Renowned Pediatrician T. Berry Brazelton visits Children's Hospital
MADISON - One of the greatest minds in pediatrics visited American Family Children’s Hospital recently to meet with hospital and civic leaders and offer his expertise to health professionals responsible for taking care of children.
Dr. T. Berry Brazelton developed the Neonatal Behavioral Assessment Scale (NBAS) that evaluates the physical and neurological responses of newborns, their emotional well-being and individual differences. He has also written 24 books on child development.
While in Madison, he lectured at a post-graduate certificate program for health care providers who want to learn more about recognizing mental illnesses in children.
"I wanted to let them know how important their work was and what an opportunity it was to enter the family as a system," he says. "They have the opportunity to give those parents an understanding of the newborn as an individual and give them a chance to understand from the newborn how exciting parenting can be."
Brazelton also believes it’s important for parents to work together with health care providers and share ideas on how to raise their children.
"Parents never learn through the top-down approach, where they are told what to do," he says. "I think if you give parents a chance to say what they need (to raise their children), they come alive and feel they are in charge and in control."
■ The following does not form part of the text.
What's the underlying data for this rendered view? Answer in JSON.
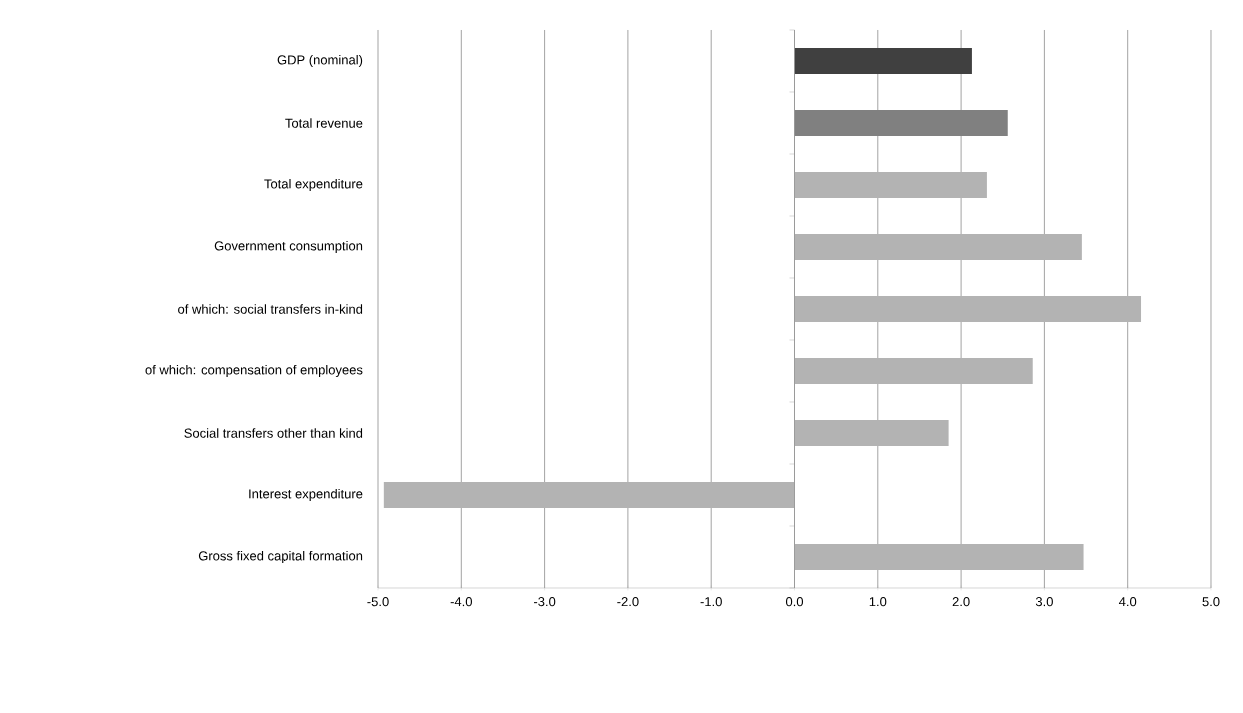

Brazelton has testified before Congressional committees on behalf of the family medical leave bill, as well as legislation that extended the Individuals with Disabilities Education Act to children under age three. He says raising children in the 21st century is far different than it was decades ago.
"Thirty percent of parents are singles trying to raise a child, and the stress has increased significantly," he says. "Women are at home wondering if they should be in the workforce and women in the workforce are wondering if they should be at home. We’ve split women in two and haven’t put them back together again.
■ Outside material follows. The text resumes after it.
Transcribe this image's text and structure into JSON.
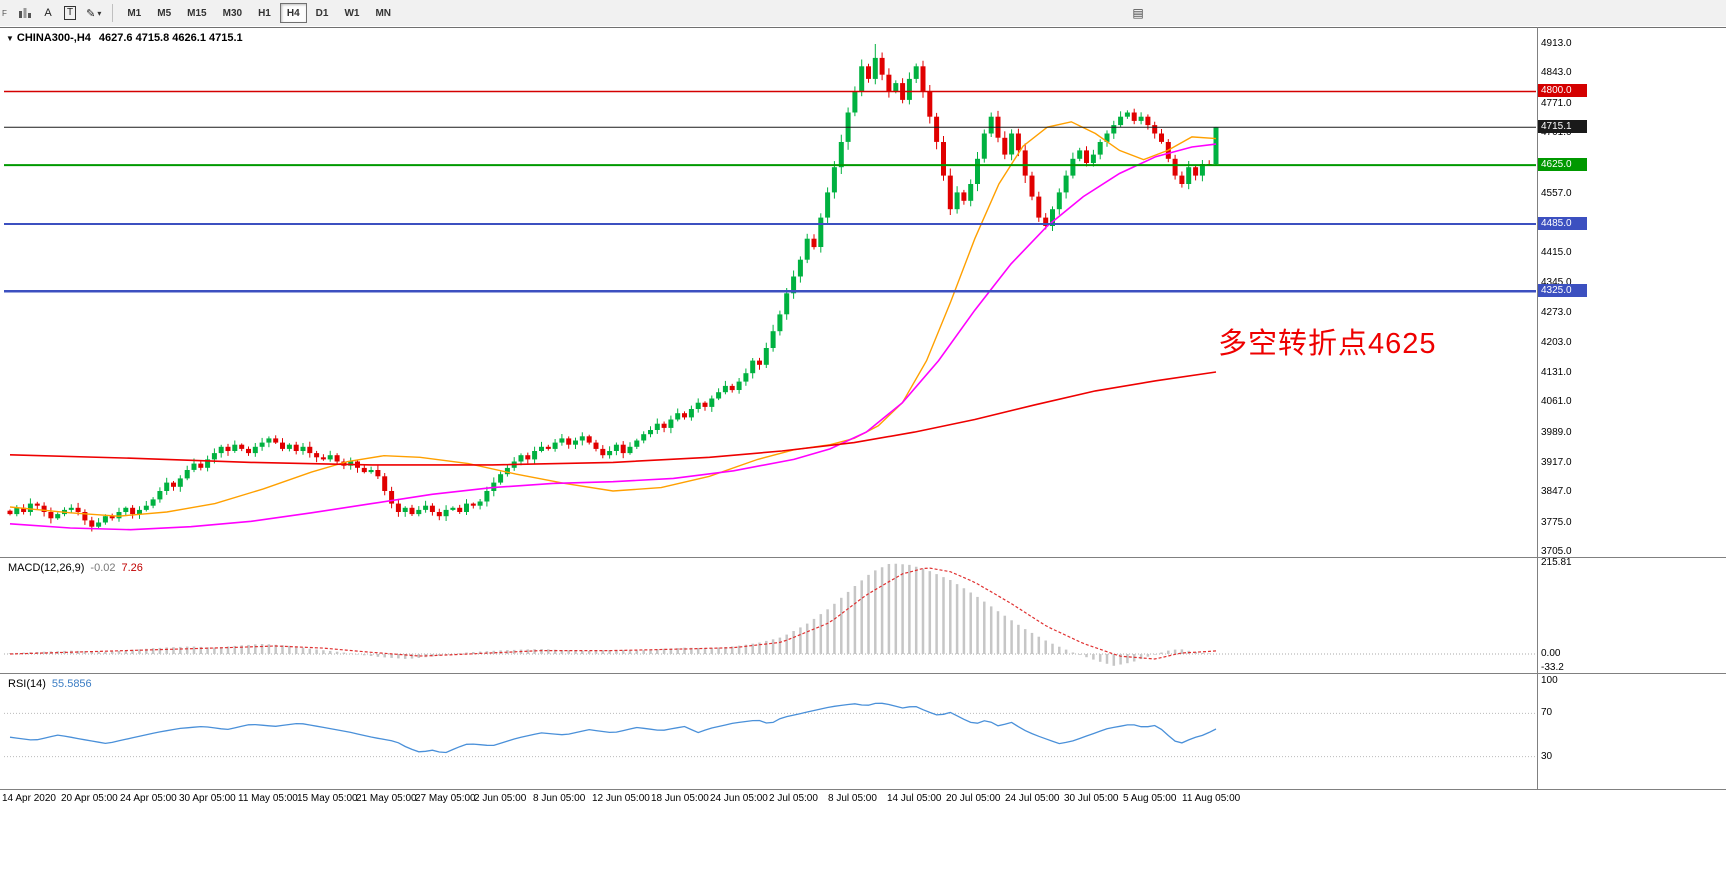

"Both parents have to work and they have no time for family rituals. It’s very important to children that when their parents come home at the end of the day, the family sits around and eats meals together. This is so exciting for children, because they can unload and tell you what went on during the day. It’s a very powerful time for families to get together.”
Brazelton says children also need their families when they are going through a stressful period such as hospitalization. He recalls the story of a child who was being treated for cancer at Children’s Hospital in Boston where Brazelton led a campaign for child and family-centered care in the '60s and '70s.
"He was very apathetic, and no one could feed him or deal with him," he says. "His parents started petting his face, but he ignored them. All of a sudden, his two older brothers, six and eight, came off the elevator and he came alive. He stood up at the side of his crib and began to talk. It became obvious that siblings were very important to this child who was very sick."